O INFERNO SOMOS TODOS NÓS GRAÇA FONTIS: PINTURA Manoel Ferreira Neto: POEMA @@@@


Aos poucochitos, aos poucochitos

Sem que alguém algo dissesse, algo falasse

(Dizer o quê, hein? Falar o quê?

Seria que houvesse alguma coisa

A ser dita com percuciência?)

O que me importam as cositas todas

Foram-me ditas ao longo de minha existência?
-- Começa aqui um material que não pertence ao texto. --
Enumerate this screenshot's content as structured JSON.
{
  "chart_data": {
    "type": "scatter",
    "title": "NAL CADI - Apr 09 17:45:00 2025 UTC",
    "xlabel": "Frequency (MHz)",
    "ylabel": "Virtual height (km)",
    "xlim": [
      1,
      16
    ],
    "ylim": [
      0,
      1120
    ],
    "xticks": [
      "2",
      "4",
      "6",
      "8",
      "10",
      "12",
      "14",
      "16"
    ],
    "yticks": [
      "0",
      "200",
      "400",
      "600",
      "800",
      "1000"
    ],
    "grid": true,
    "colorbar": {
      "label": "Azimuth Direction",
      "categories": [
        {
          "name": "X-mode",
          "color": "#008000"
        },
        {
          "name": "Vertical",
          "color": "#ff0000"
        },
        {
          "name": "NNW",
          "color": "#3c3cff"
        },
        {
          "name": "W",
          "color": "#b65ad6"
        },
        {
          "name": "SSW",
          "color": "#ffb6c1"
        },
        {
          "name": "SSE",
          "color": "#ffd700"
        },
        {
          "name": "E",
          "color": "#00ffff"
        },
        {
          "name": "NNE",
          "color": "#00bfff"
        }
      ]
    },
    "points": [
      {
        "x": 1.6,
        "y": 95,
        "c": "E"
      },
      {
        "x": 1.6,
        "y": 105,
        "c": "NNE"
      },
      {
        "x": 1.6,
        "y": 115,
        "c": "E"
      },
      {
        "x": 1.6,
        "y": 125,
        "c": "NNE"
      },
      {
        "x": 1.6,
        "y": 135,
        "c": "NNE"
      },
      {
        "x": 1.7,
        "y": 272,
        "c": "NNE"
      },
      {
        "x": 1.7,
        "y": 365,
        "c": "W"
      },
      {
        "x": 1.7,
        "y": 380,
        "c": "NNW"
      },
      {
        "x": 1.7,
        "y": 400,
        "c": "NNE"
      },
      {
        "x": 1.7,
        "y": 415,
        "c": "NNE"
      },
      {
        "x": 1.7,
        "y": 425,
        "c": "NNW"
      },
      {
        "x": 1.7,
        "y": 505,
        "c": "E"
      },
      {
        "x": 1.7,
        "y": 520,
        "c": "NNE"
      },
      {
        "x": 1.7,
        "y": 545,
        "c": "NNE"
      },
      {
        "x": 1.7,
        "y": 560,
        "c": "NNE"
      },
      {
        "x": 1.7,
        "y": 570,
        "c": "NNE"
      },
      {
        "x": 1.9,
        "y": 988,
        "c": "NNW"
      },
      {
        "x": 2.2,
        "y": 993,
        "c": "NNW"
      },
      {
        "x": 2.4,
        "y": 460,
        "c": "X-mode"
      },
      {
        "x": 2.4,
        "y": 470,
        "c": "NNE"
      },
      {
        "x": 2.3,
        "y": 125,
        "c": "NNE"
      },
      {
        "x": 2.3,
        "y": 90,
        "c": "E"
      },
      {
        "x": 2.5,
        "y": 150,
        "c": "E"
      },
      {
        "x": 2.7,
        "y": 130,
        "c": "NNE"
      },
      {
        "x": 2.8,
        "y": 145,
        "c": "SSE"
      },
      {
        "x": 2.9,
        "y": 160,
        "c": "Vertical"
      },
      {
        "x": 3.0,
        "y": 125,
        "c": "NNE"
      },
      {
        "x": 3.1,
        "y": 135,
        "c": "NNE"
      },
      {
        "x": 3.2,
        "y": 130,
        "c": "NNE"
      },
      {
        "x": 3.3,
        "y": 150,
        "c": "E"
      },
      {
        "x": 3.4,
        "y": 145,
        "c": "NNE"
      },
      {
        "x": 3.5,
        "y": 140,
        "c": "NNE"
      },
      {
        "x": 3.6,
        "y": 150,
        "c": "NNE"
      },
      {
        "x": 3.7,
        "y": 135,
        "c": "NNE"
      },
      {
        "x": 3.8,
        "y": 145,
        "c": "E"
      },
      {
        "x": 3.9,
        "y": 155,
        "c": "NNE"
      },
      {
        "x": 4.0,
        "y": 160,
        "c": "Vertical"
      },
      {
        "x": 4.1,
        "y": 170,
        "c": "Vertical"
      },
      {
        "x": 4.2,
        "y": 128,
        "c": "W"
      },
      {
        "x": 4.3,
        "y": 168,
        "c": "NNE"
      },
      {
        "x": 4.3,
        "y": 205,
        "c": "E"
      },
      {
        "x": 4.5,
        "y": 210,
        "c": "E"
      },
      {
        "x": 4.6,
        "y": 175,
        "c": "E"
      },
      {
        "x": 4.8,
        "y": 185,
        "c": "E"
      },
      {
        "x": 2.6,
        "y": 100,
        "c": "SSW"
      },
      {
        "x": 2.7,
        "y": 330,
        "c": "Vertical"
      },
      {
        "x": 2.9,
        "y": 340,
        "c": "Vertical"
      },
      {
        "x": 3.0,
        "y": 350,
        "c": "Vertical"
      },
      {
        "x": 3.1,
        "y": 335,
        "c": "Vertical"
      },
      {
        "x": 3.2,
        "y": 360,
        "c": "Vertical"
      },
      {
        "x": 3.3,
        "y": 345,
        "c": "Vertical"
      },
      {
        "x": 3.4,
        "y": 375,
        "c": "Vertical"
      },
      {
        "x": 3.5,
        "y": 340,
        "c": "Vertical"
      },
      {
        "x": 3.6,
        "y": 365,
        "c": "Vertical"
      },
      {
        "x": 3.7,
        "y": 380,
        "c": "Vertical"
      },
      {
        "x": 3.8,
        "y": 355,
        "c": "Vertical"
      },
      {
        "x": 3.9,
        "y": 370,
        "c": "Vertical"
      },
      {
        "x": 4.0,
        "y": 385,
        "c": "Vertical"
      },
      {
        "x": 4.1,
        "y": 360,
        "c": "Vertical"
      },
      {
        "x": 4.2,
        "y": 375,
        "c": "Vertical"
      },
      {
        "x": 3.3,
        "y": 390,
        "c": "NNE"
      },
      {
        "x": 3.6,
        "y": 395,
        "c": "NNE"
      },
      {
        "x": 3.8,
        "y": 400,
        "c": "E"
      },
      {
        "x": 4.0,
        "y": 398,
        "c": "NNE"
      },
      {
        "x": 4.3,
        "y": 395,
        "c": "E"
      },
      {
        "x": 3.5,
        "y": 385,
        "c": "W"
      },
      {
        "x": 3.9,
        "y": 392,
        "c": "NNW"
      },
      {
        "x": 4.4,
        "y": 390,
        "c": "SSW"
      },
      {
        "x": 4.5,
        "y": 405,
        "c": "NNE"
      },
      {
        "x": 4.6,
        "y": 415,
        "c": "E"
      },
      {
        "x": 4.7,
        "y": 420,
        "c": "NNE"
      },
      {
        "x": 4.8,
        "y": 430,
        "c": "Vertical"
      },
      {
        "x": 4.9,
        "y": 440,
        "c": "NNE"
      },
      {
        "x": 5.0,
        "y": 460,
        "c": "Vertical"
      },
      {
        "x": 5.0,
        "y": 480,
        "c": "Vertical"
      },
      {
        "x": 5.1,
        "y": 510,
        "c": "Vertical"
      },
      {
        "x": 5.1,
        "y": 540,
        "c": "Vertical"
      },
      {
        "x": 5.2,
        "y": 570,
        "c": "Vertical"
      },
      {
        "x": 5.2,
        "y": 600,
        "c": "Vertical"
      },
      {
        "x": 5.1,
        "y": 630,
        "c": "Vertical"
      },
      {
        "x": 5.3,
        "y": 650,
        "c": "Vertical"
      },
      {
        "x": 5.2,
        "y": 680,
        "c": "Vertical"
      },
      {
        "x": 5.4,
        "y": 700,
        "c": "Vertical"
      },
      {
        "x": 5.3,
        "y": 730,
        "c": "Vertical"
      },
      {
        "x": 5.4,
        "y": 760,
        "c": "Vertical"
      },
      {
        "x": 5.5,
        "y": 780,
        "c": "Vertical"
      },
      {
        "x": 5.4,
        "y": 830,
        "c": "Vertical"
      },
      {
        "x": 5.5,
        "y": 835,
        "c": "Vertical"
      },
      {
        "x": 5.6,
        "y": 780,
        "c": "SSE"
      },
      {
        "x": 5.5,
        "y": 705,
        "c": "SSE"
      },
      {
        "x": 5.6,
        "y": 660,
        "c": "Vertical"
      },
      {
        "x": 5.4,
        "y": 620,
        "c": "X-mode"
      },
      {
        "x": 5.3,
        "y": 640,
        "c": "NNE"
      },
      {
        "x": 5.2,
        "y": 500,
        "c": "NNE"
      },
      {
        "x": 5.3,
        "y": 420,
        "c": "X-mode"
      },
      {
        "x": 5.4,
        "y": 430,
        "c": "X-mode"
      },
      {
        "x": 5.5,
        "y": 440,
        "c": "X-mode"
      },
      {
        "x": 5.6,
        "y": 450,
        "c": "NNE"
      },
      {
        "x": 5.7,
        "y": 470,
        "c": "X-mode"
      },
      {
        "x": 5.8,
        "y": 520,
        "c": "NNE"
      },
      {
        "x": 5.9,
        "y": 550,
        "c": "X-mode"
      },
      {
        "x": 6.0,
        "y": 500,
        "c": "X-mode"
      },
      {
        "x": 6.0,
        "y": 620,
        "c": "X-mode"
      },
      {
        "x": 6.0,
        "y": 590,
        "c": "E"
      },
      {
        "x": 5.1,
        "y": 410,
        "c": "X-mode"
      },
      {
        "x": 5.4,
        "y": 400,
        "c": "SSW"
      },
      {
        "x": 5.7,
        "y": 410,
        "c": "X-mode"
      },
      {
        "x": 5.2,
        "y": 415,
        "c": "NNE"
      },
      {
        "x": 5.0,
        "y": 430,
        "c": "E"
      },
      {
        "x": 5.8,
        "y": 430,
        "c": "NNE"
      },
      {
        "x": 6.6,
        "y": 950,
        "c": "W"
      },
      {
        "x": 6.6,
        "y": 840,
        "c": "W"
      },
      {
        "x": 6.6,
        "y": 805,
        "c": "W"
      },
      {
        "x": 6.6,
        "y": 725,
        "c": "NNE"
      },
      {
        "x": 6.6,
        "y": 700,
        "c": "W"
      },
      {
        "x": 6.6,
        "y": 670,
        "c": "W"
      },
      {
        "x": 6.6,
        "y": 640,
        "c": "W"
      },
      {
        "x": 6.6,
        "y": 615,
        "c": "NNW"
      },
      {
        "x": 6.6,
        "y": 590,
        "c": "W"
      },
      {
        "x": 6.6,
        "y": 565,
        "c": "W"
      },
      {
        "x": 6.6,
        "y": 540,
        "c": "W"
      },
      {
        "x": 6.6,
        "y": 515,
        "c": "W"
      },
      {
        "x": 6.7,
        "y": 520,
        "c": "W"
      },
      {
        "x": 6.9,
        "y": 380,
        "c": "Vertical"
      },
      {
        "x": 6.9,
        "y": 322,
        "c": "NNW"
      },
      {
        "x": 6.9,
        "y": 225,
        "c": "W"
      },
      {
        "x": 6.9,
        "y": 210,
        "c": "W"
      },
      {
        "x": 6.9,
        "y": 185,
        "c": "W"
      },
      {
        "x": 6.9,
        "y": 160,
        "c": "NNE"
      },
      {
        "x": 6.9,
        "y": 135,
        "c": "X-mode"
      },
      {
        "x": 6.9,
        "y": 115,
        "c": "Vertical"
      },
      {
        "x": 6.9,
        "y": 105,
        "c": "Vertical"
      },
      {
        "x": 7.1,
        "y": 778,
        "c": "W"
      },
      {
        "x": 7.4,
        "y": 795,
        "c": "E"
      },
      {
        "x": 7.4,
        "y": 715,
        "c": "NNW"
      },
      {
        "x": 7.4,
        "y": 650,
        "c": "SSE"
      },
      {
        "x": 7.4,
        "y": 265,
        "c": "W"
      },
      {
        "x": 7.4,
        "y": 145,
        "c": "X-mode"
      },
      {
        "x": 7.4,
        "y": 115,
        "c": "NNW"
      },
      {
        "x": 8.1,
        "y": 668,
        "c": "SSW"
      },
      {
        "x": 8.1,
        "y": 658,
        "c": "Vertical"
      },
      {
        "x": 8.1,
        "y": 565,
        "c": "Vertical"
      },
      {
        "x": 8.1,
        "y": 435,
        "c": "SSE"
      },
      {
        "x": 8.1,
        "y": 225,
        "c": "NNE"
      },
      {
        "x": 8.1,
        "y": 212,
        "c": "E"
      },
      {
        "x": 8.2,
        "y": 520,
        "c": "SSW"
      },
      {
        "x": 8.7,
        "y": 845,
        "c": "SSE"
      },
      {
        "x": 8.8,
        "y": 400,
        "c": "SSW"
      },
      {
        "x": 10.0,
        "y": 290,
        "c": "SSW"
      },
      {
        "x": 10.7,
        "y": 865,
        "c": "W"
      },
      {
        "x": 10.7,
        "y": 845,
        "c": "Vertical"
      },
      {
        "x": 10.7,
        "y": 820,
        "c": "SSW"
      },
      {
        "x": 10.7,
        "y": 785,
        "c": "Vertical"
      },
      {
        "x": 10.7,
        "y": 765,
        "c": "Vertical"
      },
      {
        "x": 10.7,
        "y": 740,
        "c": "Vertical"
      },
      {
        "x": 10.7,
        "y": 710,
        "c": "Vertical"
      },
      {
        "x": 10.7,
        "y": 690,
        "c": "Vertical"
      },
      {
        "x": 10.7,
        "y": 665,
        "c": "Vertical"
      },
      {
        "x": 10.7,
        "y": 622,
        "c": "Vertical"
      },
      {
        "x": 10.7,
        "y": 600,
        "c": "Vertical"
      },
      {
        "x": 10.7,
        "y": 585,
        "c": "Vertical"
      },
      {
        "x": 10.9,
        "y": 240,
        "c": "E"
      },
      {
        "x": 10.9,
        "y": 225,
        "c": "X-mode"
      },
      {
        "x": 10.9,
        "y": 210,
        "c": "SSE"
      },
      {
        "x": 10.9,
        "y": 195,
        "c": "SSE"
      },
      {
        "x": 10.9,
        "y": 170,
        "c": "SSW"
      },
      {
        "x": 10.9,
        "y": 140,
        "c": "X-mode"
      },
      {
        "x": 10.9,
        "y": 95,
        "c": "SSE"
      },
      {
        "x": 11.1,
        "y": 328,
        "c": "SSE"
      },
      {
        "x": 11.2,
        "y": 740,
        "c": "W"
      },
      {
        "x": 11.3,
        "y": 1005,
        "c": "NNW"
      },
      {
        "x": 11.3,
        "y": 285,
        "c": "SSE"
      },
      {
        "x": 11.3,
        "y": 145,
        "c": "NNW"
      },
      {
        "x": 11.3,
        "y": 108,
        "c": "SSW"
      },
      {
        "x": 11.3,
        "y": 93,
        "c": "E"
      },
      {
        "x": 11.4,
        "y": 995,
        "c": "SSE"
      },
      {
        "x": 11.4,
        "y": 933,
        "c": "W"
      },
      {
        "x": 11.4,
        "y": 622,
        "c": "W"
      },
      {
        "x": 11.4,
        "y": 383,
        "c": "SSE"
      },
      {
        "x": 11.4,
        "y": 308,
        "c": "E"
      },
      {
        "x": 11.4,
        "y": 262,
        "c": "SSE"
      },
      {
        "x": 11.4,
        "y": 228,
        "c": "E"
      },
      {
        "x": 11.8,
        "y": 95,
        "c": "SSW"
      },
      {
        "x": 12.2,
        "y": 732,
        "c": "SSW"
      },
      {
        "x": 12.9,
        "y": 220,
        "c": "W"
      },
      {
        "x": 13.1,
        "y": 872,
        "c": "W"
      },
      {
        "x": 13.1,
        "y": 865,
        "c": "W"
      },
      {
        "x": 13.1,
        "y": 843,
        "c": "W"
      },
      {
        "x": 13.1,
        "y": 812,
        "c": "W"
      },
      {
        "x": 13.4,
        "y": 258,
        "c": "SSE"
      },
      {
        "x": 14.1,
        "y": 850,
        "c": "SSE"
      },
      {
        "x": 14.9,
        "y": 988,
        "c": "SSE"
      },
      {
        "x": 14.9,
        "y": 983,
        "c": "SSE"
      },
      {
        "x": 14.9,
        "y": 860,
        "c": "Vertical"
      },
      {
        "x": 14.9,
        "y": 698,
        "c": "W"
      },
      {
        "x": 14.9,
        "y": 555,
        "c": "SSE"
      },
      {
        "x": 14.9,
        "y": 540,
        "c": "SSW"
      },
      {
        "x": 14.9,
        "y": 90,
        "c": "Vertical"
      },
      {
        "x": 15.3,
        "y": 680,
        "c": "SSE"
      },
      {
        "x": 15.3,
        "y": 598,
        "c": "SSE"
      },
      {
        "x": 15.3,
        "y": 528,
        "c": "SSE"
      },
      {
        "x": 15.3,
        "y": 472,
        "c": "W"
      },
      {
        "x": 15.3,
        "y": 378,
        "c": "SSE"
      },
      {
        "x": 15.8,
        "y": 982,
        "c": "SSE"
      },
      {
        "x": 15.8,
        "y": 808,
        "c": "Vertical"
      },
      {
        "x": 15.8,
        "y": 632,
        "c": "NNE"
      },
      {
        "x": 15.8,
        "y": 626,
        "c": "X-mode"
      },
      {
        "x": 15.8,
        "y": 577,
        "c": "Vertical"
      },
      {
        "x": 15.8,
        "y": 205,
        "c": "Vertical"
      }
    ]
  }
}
Pontos de vista são pontos de vista

Sempre vistos de um ponto!

Sem que me ouvissem com alguma atenção esmerada

Que importância há no que

Dissera sem ou com ímpetos?

O que me escutaram dizendo

Com indiferença, olhares de esguelha,

Só mesmo um homem de sumo nonsense

Poderia tecer consideração

De tamanho descabimento.

@@@

Muito bem!...

Aos poucochitos, aos poucochitos

Sem o que disseram, sem o que ouviram,

O inferno somos todos nós,

A compreensão da amplitude de visão

Da língua é impossível

Pois a ela fora dado apenas emitir sons,

Não ter visão ampla das coisas

Do mundo e dos homens,

Vou parar com este lero-lero,

Picuinhas sem quaisquer sentidos,

Vou mergulhar no silêncio

A língua sentir-se-á feliz no seu descanso.

@@@

Acabei?

Que nada!

Não há linguagem, estilo

Que representem isto de acabar

Acabar nada é senão que colocar ponto final,

Estou exausto, muitíssimo exausto

De fingir que nada penso-sinto,

De fingir não pensar os sentimentos,

De sentir fingir que nada penso,

Não coloquei ponto final em coisa alguma,

Ainda estou a sarrabiscar versos e prosas,

Ainda estou a escrever o que não digo a ninguém,

Quem compreenderia? Quem entenderia?

Condenado à incompreensão desde às origens,

As linhas da página onde me sarrabisco,

Se não me compreendem,

Certamente consentem e aceitam

As minhas rabiscagens,

Os rabiscos que registro,

Estou-lhes a preencher os vazios.

@@@

Sou prepotente:

Não vou acabar,

Não vou pingar os “ii”

@@@

Subitamente, no início da avenida dos Timbiras

A janela aberta, homem idoso

Recostado no parapeito,

Rimou águas com fráguas num poema

De seu primeiro livro,

Foi ridicularizado por seus colegas acadêmicos,

Ali chora as mágoas de havê-lo feito,

Por que o fizera?

Pensou que abafaria com tamanha sonoridade das palavras!

@@@

Sigo o caminho de minha consciência

Inexequível,

Não aceno a mão ao poeta das “fráguas”,

Conheço-o, mas jamais tivemos

Quaisquer relações,

O meu caminho é vagabundo!

@@@

Que mais querem que eu sarrabisque?

Que mais querem que eu diga em silêncio?

Acabei.

O papagaio da vizinha não repete palavras:

“Bom dia, dona Tuka! Bom dia, dona Tuka!”,

Esperando que a senhora lhe dê as côdeas de pão

De todas as manhãs.

Contenta-se em ficar apenas

Olhando as coisas,

O padeiro não emite qualquer som

Para dizer às freguesas

O pão fresquinho está chegando

Não há vozes à porta da Mada Pax

Gastaram todas as palavras,

Durante a madrugada,

Para tecerem as virtudes e valores do falecido,

O sepultamento será às oito e meia...

Só haverá lágrimas à soleira do sepulcro,

Não haverá qualquer discurso de despedida.

@@@

Basta...

Basta...

Basta...

Estou mudo para o que vejo

Limito-me a tomar o cafezinho da hora.

RIO DE JANEIRO(RJ), 26 DE JANEIRO DE 2021, 07:23 a.m.